A scarce Victoria Cross medal group has auctioned for $738,000 at Dix Noonan Webb this week.
Awarded to Canadian Lieutenant Colonel DV Currie for his actions during the second world war, it's one of only 16 awarded to Canadians in the conflict.
"St Lambert proved to me that I could measure up," Currie would later write
A mere 181 Victoria Crosses – the highest honour of the British and Commonwealth armed forces – were awarded throughout the war.
Currie received the accolade for his conduct during the Battle of Falaise Gap in August 1944.
The ferocious fighting lasted three days.

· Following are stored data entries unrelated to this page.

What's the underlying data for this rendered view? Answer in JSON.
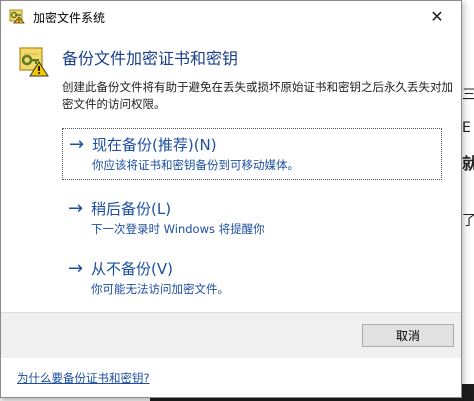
{
  "window": {
    "title": "加密文件系统",
    "close_glyph": "✕"
  },
  "header": {
    "title": "备份文件加密证书和密钥",
    "icon": "certificate-warning-icon"
  },
  "description": "创建此备份文件将有助于避免在丢失或损坏原始证书和密钥之后永久丢失对加密文件的访问权限。",
  "options": [
    {
      "arrow": "→",
      "title": "现在备份(推荐)(N)",
      "subtitle": "你应该将证书和密钥备份到可移动媒体。"
    },
    {
      "arrow": "→",
      "title": "稍后备份(L)",
      "subtitle": "下一次登录时 Windows 将提醒你"
    },
    {
      "arrow": "→",
      "title": "从不备份(V)",
      "subtitle": "你可能无法访问加密文件。"
    }
  ],
  "buttons": {
    "cancel": "取消"
  },
  "help_link": "为什么要备份证书和密钥?",
  "background": {
    "glyphs": [
      "三",
      "E",
      "就",
      "了"
    ]
  },
  "colors": {
    "link_blue": "#1c4fa0",
    "header_blue": "#1a3f8a",
    "footer_gray": "#f0f0f0"
  }
}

By the end of it, the sleep-deprived Currie had inspired his men to take the village of St Lambert-sur-Vives from the Germans, cutting off a major escape route.

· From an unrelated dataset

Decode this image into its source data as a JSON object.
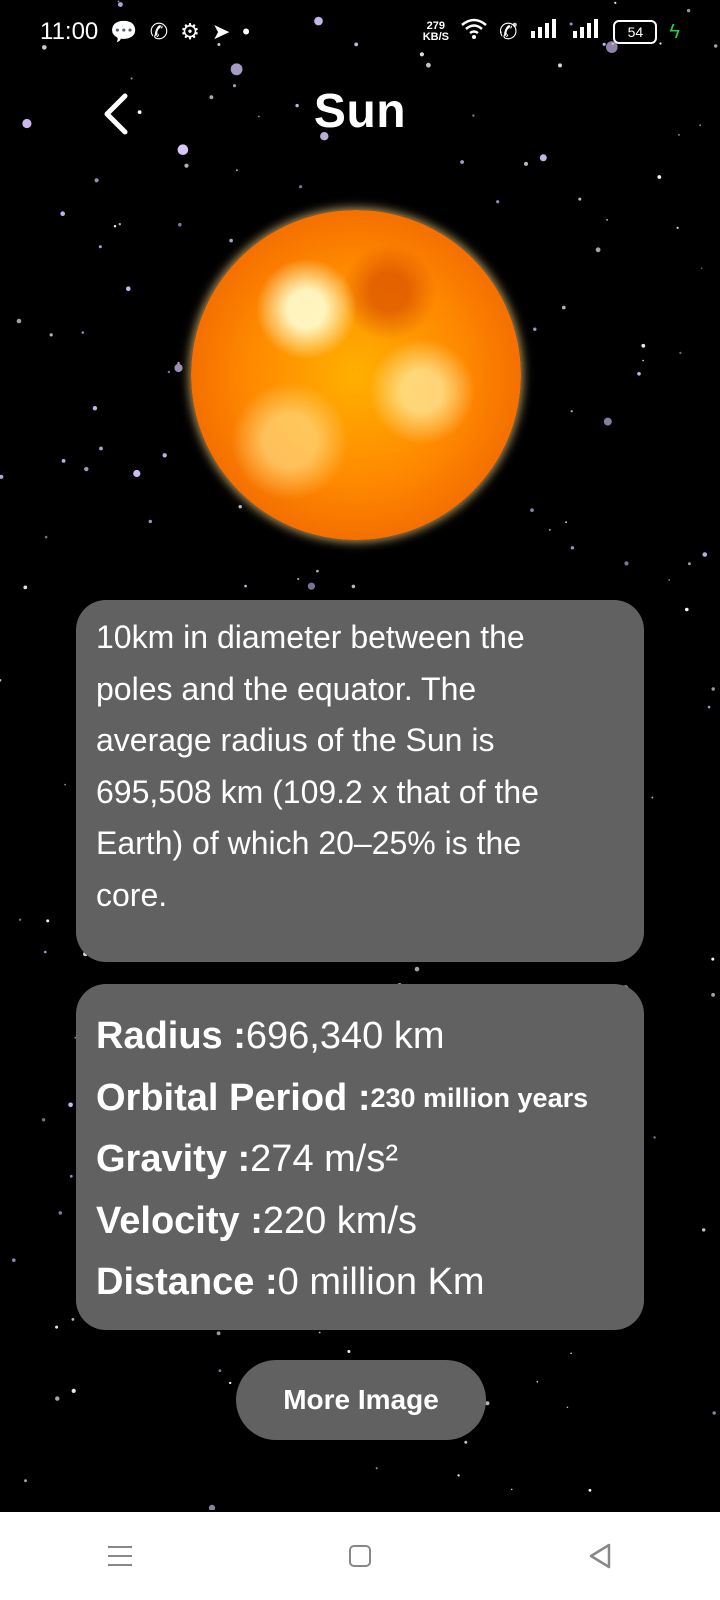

Once relieved, Currie is said to have fallen asleep standing up.
The VC (far left) is much coveted by militaria collectors
In his report on the battle, Currie wrote: “There is little to be thankful for in war, but I was thankful for one thing, as a result of the battle for St Lambert, I know that there is much to fear in war, but to me, the greatest fear was the possibility that I might not measure up to that which is asked of me.
“St Lambert proved to me that I could measure up, and left me with the certain conviction that the war with Germany was in its final stages and that we would be equal to the task ahead of us - The final defeat of Germany.”
The record for a VC remains £1.5m ($1.8m), achieved by the first world war pair awarded to Captain Noel Chavasse – one of only three men given two VCs.